Acordam na Formação de Apreciação Preliminar da Secção de Contencioso Administrativo do Supremo Tribunal Administrativo:
- 1.1.A………….. intentou acção administrativa especial contra o IFAP - Instituto de Financiamento da Agricultura e Pesca, I.P, impugnando decisão em matéria de ajudas comunitárias.
- 1.2.O Tribunal Administrativo e Fiscal de Loulé por decisão de 14.02.2012, julgou a acção procedente (fls. 594/644).
- 1.3.O demandado interpôs recurso para o Tribunal Central Administrativo Sul, que, por acórdão de 09.10.2014, mantendo decisão sumária do respectivo relator, não o admitiu (fls. 757/758).
- 1.4.É desse acórdão que vem interposto recurso de revista.
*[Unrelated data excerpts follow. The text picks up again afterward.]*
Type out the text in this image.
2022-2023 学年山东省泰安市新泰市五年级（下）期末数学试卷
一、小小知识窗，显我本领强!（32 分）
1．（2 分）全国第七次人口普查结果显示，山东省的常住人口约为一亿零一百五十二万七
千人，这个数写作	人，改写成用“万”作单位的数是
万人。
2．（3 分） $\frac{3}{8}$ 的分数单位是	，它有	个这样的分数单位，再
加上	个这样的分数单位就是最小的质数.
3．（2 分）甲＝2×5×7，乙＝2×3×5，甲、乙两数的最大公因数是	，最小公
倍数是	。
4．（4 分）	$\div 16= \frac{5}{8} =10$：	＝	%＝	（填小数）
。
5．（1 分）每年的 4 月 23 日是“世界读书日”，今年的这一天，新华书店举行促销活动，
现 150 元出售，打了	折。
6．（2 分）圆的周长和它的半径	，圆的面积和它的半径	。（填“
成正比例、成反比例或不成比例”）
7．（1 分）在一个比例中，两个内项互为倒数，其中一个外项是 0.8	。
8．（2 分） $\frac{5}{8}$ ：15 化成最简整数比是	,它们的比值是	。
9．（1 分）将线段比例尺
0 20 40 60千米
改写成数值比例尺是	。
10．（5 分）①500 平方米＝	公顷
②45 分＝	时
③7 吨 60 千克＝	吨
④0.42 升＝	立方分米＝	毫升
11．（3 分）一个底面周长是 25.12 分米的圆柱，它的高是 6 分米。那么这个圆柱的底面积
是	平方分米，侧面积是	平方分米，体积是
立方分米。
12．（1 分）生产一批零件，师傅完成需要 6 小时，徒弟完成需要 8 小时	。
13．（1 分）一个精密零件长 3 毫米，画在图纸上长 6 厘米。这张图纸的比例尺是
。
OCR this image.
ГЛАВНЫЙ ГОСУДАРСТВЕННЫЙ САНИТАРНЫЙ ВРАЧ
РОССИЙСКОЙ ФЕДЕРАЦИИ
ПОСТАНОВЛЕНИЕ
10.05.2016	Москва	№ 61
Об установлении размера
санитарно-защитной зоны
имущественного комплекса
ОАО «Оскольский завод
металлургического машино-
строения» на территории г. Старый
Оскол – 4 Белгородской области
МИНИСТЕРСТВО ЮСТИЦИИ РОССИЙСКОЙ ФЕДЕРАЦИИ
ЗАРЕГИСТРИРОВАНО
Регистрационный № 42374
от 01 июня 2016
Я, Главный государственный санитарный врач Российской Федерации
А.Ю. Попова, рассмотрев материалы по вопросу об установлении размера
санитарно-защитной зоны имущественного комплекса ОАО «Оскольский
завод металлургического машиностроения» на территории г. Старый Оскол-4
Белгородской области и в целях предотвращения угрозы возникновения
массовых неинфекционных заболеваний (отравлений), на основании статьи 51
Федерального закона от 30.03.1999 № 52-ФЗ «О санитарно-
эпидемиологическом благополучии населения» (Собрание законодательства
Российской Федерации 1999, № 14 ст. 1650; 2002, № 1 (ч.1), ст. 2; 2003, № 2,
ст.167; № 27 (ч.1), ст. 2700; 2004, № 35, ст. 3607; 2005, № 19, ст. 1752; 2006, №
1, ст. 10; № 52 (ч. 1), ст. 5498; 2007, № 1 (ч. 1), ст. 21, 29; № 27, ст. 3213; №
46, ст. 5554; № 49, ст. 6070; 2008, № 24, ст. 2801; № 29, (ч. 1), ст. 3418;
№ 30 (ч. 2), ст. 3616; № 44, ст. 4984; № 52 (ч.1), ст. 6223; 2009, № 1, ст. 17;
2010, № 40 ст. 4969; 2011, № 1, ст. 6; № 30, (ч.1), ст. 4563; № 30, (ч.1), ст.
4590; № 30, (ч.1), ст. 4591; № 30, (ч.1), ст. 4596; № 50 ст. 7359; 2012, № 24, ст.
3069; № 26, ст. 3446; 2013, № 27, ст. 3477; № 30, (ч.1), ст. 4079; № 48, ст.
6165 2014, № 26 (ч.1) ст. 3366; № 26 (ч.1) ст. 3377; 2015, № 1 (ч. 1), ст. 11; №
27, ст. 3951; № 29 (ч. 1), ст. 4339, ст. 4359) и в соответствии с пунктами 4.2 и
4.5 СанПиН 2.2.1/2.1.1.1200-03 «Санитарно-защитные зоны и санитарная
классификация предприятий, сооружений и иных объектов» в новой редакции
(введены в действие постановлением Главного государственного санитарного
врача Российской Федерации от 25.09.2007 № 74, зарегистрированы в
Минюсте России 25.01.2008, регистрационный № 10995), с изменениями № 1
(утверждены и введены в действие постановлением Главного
Cumpre apreciar e decidir.
2.1. O artigo 150.º, n.º 1, do CPTA prevê que das decisões proferidas em 2ª instância pelo Tribunal Central Administrativo possa haver, «excepcionalmente», recurso de revista para o Supremo Tribunal Administrativo «quando esteja em causa a apreciação de uma questão que, pela sua relevância jurídica ou social, se revista de importância fundamental» ou «quando a admissão do recurso seja claramente necessária para uma melhor aplicação do direito».
A jurisprudência deste STA, interpretando o comando legal, tem reiteradamente sublinhado a excepcionalidade deste recurso, referindo que o mesmo só pode ser admitido nos estritos limites fixados neste preceito. Trata-se, efectivamente, não de um recurso ordinário de revista, mas antes, como de resto o legislador cuidou de sublinhar na Exposição de Motivos das Propostas de Lei nºs 92/VIII e 93/VIII, de uma «válvula de segurança do sistema» que apenas deve ser accionada naqueles precisos termos.
2.2. O presente recurso de revista centra-se no regime de impugnação das decisões do juiz de tribunal administrativo e fiscal em acções administrativas especiais de valor superior à alçada do respectivo tribunal.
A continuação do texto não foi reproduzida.